The benefits of this solution include the following:

  • Security
  • Improved security because only the bpfman daemon, which can be tightly controlled, has the privileges needed to load eBPF programs, while access to the API can be controlled via standard RBAC methods. Within bpfman, only a single thread keeps these capabilities while the other threads (serving RPCs) do not.
  • Gives the administrators control over who can load programs.
  • Allows administrators to define rules for the ordering of networking eBPF programs. (ROADMAP)
  • Visibility/Debuggability
  • Improved visibility into what eBPF programs are running on a system, which enhances the debuggability for developers, administrators, and customer support.
  • The greatest benefit is achieved when all apps use bpfman, but even if they don't, bpfman can provide visibility into all the eBPF programs loaded on the nodes in a cluster.
  • Multi-program Support
  • Support for the coexistence of multiple eBPF programs from multiple users.
  • Uses the libxdp multiprog protocol to allow multiple XDP programs on single interface
  • This same protocol is also supported for TC programs to provide a common multi-program user experience across both TC and XDP.
  • Productivity
  • Simplifies the deployment and lifecycle management of eBPF programs in a Kubernetes cluster.

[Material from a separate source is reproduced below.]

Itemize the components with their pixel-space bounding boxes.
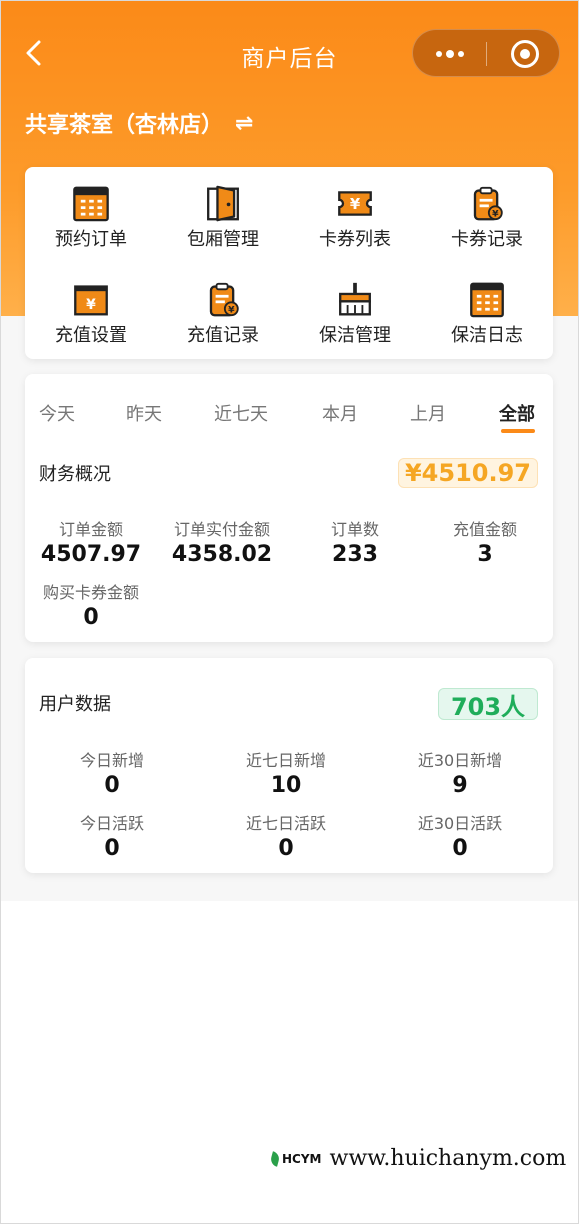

  • developers can stop worrying about program lifecycle (loading, attaching, pin management, etc.) and use existing eBPF libraries to interact with their program maps using well defined pin points which are managed by bpfman.
  • Developers can still use Cilium/libbpf/Aya/etc libraries for eBPF development, and load/unload with bpfman.
  • Provides eBPF Bytecode Image Specifications that allows fine-grained separate versioning control for userspace and kernelspace programs. This also allows for signing these container images to verify bytecode ownership.